FIG. 2 is a sectional view taken along the line AA of FIG.

3 is a sectional view taken along the line BB of FIG.

FIG. 4 is a first gear, a second gear, and a third gear in the first embodiment.
Explanatory diagram of the arrangement of gears.

FIG. 5 is a right side perspective view of the rotating plate according to the first embodiment.

FIG. 6 is a left side perspective view of the rotating plate according to the first embodiment.

FIG. 7 is an explanatory diagram of a hydraulic circuit and a cooling water circuit according to the first embodiment.

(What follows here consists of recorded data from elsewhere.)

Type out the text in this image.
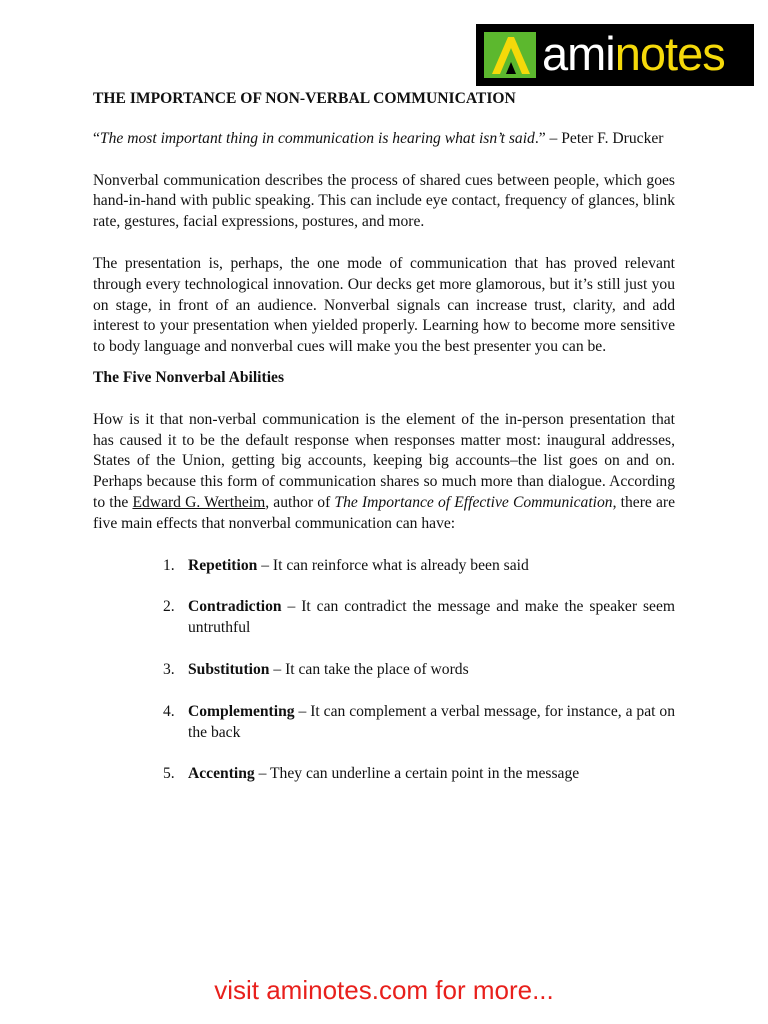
aminotes
THE IMPORTANCE OF NON-VERBAL COMMUNICATION
“The most important thing in communication is hearing what isn’t said.” – Peter F. Drucker

Nonverbal communication describes the process of shared cues between people, which goes hand-in-hand with public speaking. This can include eye contact, frequency of glances, blink rate, gestures, facial expressions, postures, and more.

The presentation is, perhaps, the one mode of communication that has proved relevant through every technological innovation. Our decks get more glamorous, but it’s still just you on stage, in front of an audience. Nonverbal signals can increase trust, clarity, and add interest to your presentation when yielded properly. Learning how to become more sensitive to body language and nonverbal cues will make you the best presenter you can be.

The Five Nonverbal Abilities

How is it that non-verbal communication is the element of the in-person presentation that has caused it to be the default response when responses matter most: inaugural addresses, States of the Union, getting big accounts, keeping big accounts–the list goes on and on. Perhaps because this form of communication shares so much more than dialogue. According to the Edward G. Wertheim, author of The Importance of Effective Communication, there are five main effects that nonverbal communication can have:

1. Repetition – It can reinforce what is already been said
2. Contradiction – It can contradict the message and make the speaker seem untruthful
3. Substitution – It can take the place of words
4. Complementing – It can complement a verbal message, for instance, a pat on the back
5. Accenting – They can underline a certain point in the message
visit aminotes.com for more...
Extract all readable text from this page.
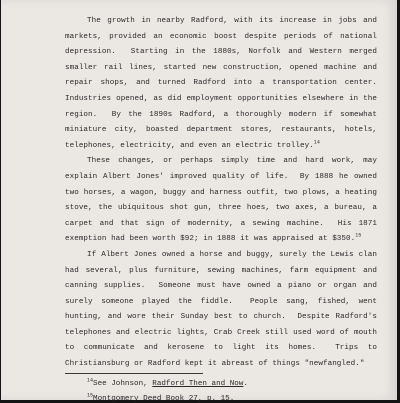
The growth in nearby Radford, with its increase in jobs and
markets, provided an economic boost despite periods of national
depression.  Starting in the 1880s, Norfolk and Western merged
smaller rail lines, started new construction, opened machine and
repair shops, and turned Radford into a transportation center.
Industries opened, as did employment opportunities elsewhere in the
region.  By the 1890s Radford, a thoroughly modern if somewhat
miniature city, boasted department stores, restaurants, hotels,
telephones, electricity, and even an electric trolley.$^{14}$
These changes, or perhaps simply time and hard work, may
explain Albert Jones' improved quality of life.  By 1888 he owned
two horses, a wagon, buggy and harness outfit, two plows, a heating
stove, the ubiquitous shot gun, three hoes, two axes, a bureau, a
carpet and that sign of modernity, a sewing machine.  His 1871
exemption had been worth $92; in 1888 it was appraised at $350.15
If Albert Jones owned a horse and buggy, surely the Lewis clan
had several, plus furniture, sewing machines, farm equipment and
canning supplies.  Someone must have owned a piano or organ and
surely someone played the fiddle.  People sang, fished, went
hunting, and wore their Sunday best to church.  Despite Radford's
telephones and electric lights, Crab Creek still used word of mouth
to communicate and kerosene to light its homes.  Trips to
Christiansburg or Radford kept it abreast of things "newfangled."
$^{14}$See Johnson, Radford Then and Now.
$^{15}$Montgomery Deed Book 27, p. 15.
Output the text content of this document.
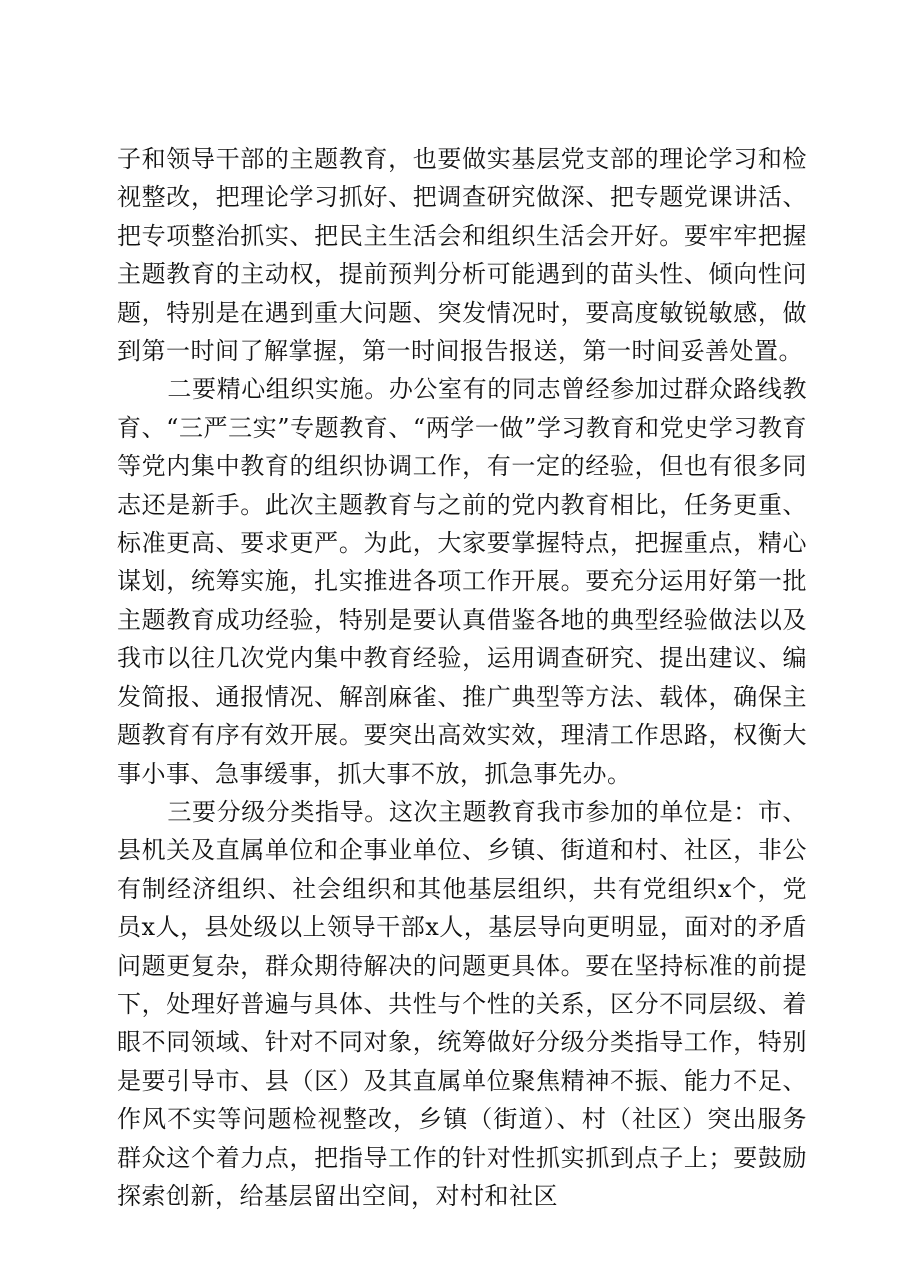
子和领导干部的主题教育，也要做实基层党支部的理论学习和检视整改，把理论学习抓好、把调查研究做深、把专题党课讲活、把专项整治抓实、把民主生活会和组织生活会开好。要牢牢把握主题教育的主动权，提前预判分析可能遇到的苗头性、倾向性问题，特别是在遇到重大问题、突发情况时，要高度敏锐敏感，做到第一时间了解掌握，第一时间报告报送，第一时间妥善处置。

二要精心组织实施。办公室有的同志曾经参加过群众路线教育、“三严三实”专题教育、“两学一做”学习教育和党史学习教育等党内集中教育的组织协调工作，有一定的经验，但也有很多同志还是新手。此次主题教育与之前的党内教育相比，任务更重、标准更高、要求更严。为此，大家要掌握特点，把握重点，精心谋划，统筹实施，扎实推进各项工作开展。要充分运用好第一批主题教育成功经验，特别是要认真借鉴各地的典型经验做法以及我市以往几次党内集中教育经验，运用调查研究、提出建议、编发简报、通报情况、解剖麻雀、推广典型等方法、载体，确保主题教育有序有效开展。要突出高效实效，理清工作思路，权衡大事小事、急事缓事，抓大事不放，抓急事先办。

三要分级分类指导。这次主题教育我市参加的单位是：市、县机关及直属单位和企事业单位、乡镇、街道和村、社区，非公有制经济组织、社会组织和其他基层组织，共有党组织x个，党员x人，县处级以上领导干部x人，基层导向更明显，面对的矛盾问题更复杂，群众期待解决的问题更具体。要在坚持标准的前提下，处理好普遍与具体、共性与个性的关系，区分不同层级、着眼不同领域、针对不同对象，统筹做好分级分类指导工作，特别是要引导市、县（区）及其直属单位聚焦精神不振、能力不足、作风不实等问题检视整改，乡镇（街道）、村（社区）突出服务群众这个着力点，把指导工作的针对性抓实抓到点子上；要鼓励探索创新，给基层留出空间，对村和社区
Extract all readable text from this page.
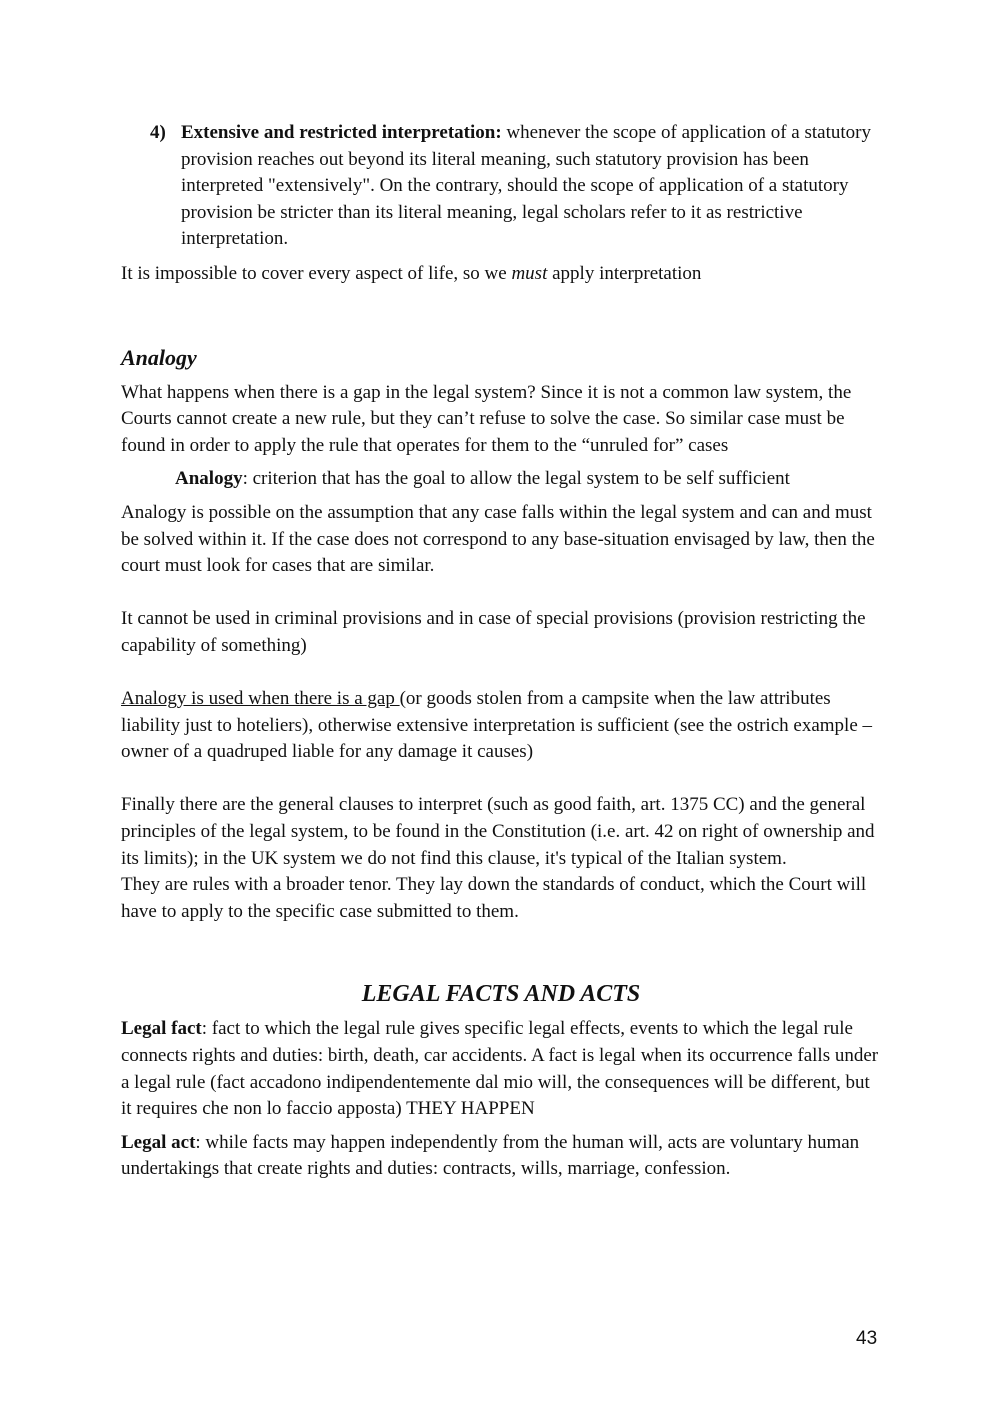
4) Extensive and restricted interpretation: whenever the scope of application of a statutory provision reaches out beyond its literal meaning, such statutory provision has been interpreted "extensively". On the contrary, should the scope of application of a statutory provision be stricter than its literal meaning, legal scholars refer to it as restrictive interpretation.

It is impossible to cover every aspect of life, so we must apply interpretation

Analogy

What happens when there is a gap in the legal system? Since it is not a common law system, the Courts cannot create a new rule, but they can’t refuse to solve the case. So similar case must be found in order to apply the rule that operates for them to the “unruled for” cases

Analogy: criterion that has the goal to allow the legal system to be self sufficient

Analogy is possible on the assumption that any case falls within the legal system and can and must be solved within it. If the case does not correspond to any base-situation envisaged by law, then the court must look for cases that are similar.

It cannot be used in criminal provisions and in case of special provisions (provision restricting the capability of something)

Analogy is used when there is a gap (or goods stolen from a campsite when the law attributes liability just to hoteliers), otherwise extensive interpretation is sufficient (see the ostrich example – owner of a quadruped liable for any damage it causes)

Finally there are the general clauses to interpret (such as good faith, art. 1375 CC) and the general principles of the legal system, to be found in the Constitution (i.e. art. 42 on right of ownership and its limits); in the UK system we do not find this clause, it's typical of the Italian system.

They are rules with a broader tenor. They lay down the standards of conduct, which the Court will have to apply to the specific case submitted to them.

LEGAL FACTS AND ACTS

Legal fact: fact to which the legal rule gives specific legal effects, events to which the legal rule connects rights and duties: birth, death, car accidents. A fact is legal when its occurrence falls under a legal rule (fact accadono indipendentemente dal mio will, the consequences will be different, but it requires che non lo faccio apposta) THEY HAPPEN

Legal act: while facts may happen independently from the human will, acts are voluntary human undertakings that create rights and duties: contracts, wills, marriage, confession.

43
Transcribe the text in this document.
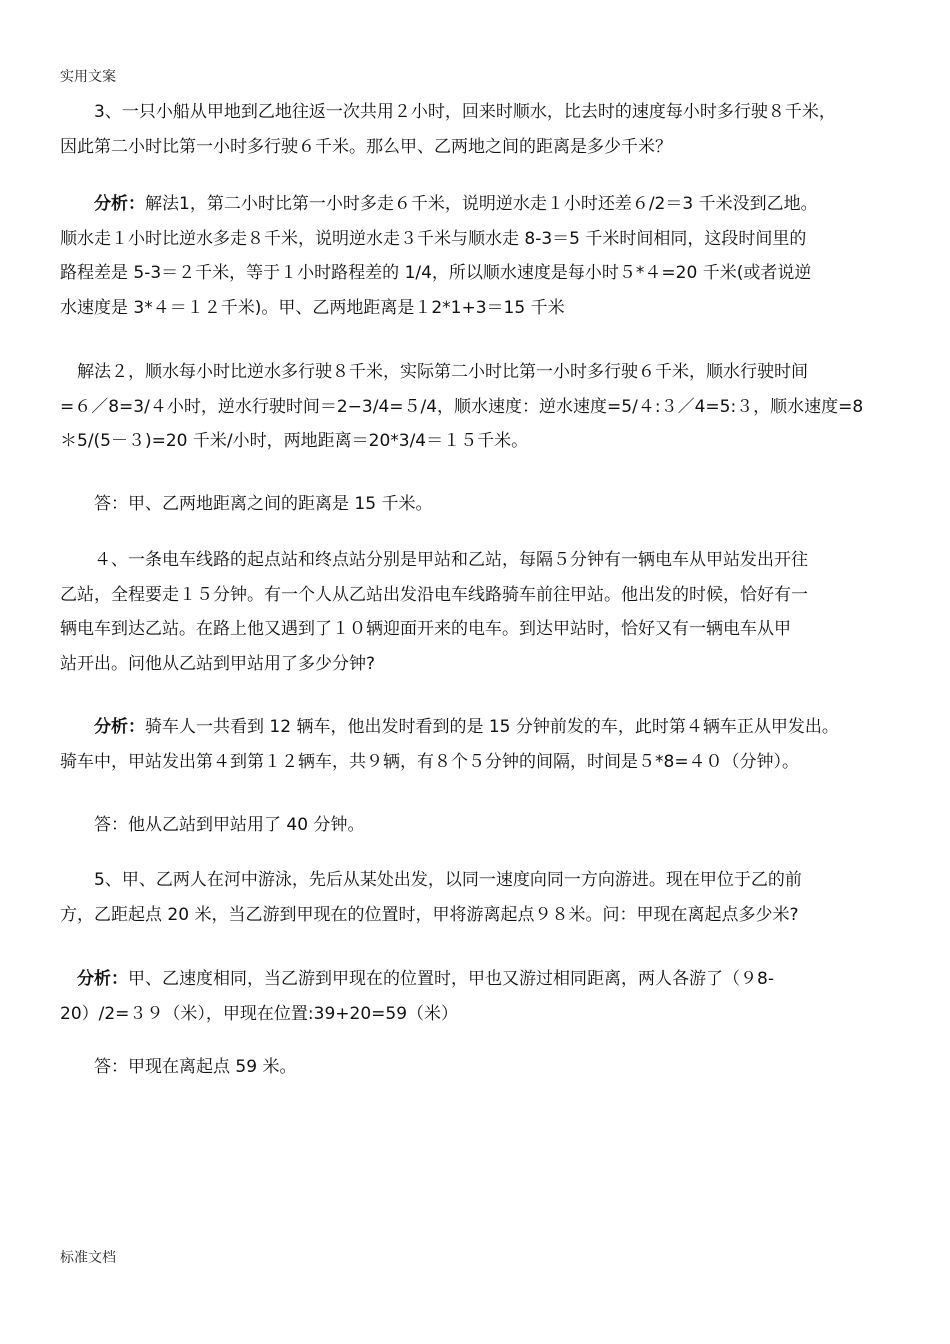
实用文案
　　3、一只小船从甲地到乙地往返一次共用２小时，回来时顺水，比去时的速度每小时多行驶８千米，
因此第二小时比第一小时多行驶６千米。那么甲、乙两地之间的距离是多少千米？
　　分析：解法1，第二小时比第一小时多走６千米，说明逆水走１小时还差６/2＝3 千米没到乙地。
顺水走１小时比逆水多走８千米，说明逆水走３千米与顺水走 8-3＝5 千米时间相同，这段时间里的
路程差是 5-3＝２千米，等于１小时路程差的 1/4，所以顺水速度是每小时５*４=20 千米(或者说逆
水速度是 3*４＝１２千米)。甲、乙两地距离是１2*1+3＝15 千米
　解法２，顺水每小时比逆水多行驶８千米，实际第二小时比第一小时多行驶６千米，顺水行驶时间
=６／8=3/４小时，逆水行驶时间＝2−3/4=５/4，顺水速度：逆水速度=5/４:３／4=5:３，顺水速度=8
＊5/(5－３)=20 千米/小时，两地距离＝20*3/4＝１５千米。
　　答：甲、乙两地距离之间的距离是 15 千米。
　　４、一条电车线路的起点站和终点站分别是甲站和乙站，每隔５分钟有一辆电车从甲站发出开往
乙站，全程要走１５分钟。有一个人从乙站出发沿电车线路骑车前往甲站。他出发的时候，恰好有一
辆电车到达乙站。在路上他又遇到了１０辆迎面开来的电车。到达甲站时，恰好又有一辆电车从甲
站开出。问他从乙站到甲站用了多少分钟?
　　分析：骑车人一共看到 12 辆车，他出发时看到的是 15 分钟前发的车，此时第４辆车正从甲发出。
骑车中，甲站发出第４到第１２辆车，共９辆，有８个５分钟的间隔，时间是５*8=４０（分钟）。
　　答：他从乙站到甲站用了 40 分钟。
　　5、甲、乙两人在河中游泳，先后从某处出发，以同一速度向同一方向游进。现在甲位于乙的前
方，乙距起点 20 米，当乙游到甲现在的位置时，甲将游离起点９８米。问：甲现在离起点多少米?
　分析：甲、乙速度相同，当乙游到甲现在的位置时，甲也又游过相同距离，两人各游了（９8-
20）/2=３９（米），甲现在位置:39+20=59（米）
　　答：甲现在离起点 59 米。
标准文档
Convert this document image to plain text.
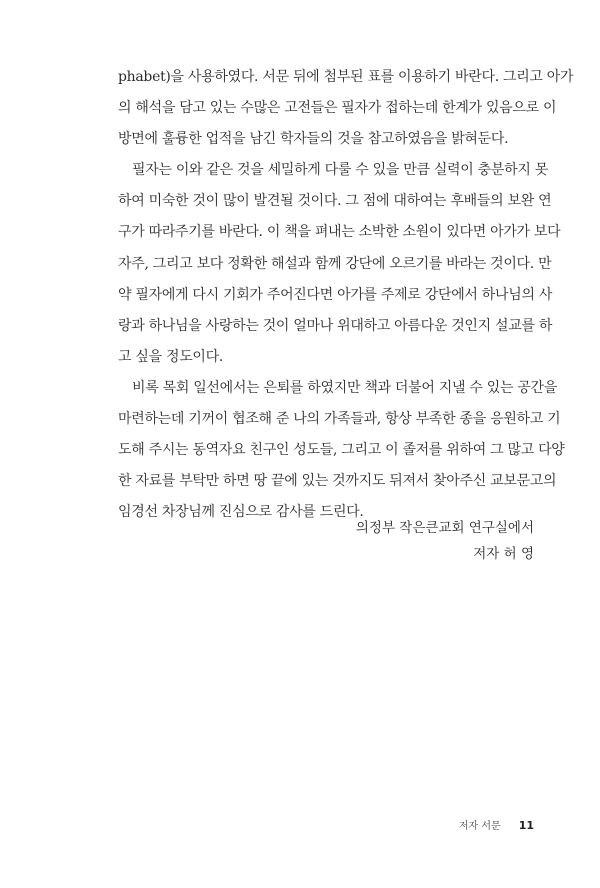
phabet)을 사용하였다. 서문 뒤에 첨부된 표를 이용하기 바란다. 그리고 아가
의 해석을 담고 있는 수많은 고전들은 필자가 접하는데 한계가 있음으로 이
방면에 훌륭한 업적을 남긴 학자들의 것을 참고하였음을 밝혀둔다.
필자는 이와 같은 것을 세밀하게 다룰 수 있을 만큼 실력이 충분하지 못
하여 미숙한 것이 많이 발견될 것이다. 그 점에 대하여는 후배들의 보완 연
구가 따라주기를 바란다. 이 책을 펴내는 소박한 소원이 있다면 아가가 보다
자주, 그리고 보다 정확한 해설과 함께 강단에 오르기를 바라는 것이다. 만
약 필자에게 다시 기회가 주어진다면 아가를 주제로 강단에서 하나님의 사
랑과 하나님을 사랑하는 것이 얼마나 위대하고 아름다운 것인지 설교를 하
고 싶을 정도이다.
비록 목회 일선에서는 은퇴를 하였지만 책과 더불어 지낼 수 있는 공간을
마련하는데 기꺼이 협조해 준 나의 가족들과, 항상 부족한 종을 응원하고 기
도해 주시는 동역자요 친구인 성도들, 그리고 이 졸저를 위하여 그 많고 다양
한 자료를 부탁만 하면 땅 끝에 있는 것까지도 뒤져서 찾아주신 교보문고의
임경선 차장님께 진심으로 감사를 드린다.
의정부 작은큰교회 연구실에서
저자 허 영
저자 서문 11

FIG. 8 is an explanatory diagram of a hydraulic circuit and a cooling water circuit according to the second embodiment.

FIG. 9 is a sectional view of a water pump according to a third embodiment.

FIG. 10 is an explanatory diagram of a hydraulic circuit according to a fourth embodiment.

FIG. 11 is an explanatory diagram of a cooling water circuit in a conventional example.

FIG. 12 is a sectional view of a water pump in a conventional example.

[Explanation of symbols]

 1. ． ． Water pump, 10,100. ． ． 1st gear, 11. ． ． Drive shaft, 2. ． ． Impeller, 20,200. ． ． 2nd gear, 30,300. ． ． 3rd gear, 32. ． ． Rotating plate, 4. ． ． Hydraulic motor,

Claims (1)

[Claims] 1. A first gear provided on a drive shaft rotatably driven by an engine, an impeller for circulating cooling water between the engine and a radiator, and a second gear connected to the impeller. An engine water pump comprising: a third gear that meshes with the first gear and the second gear to make a planetary rotation between them; and a hydraulic motor that rotates the third gear.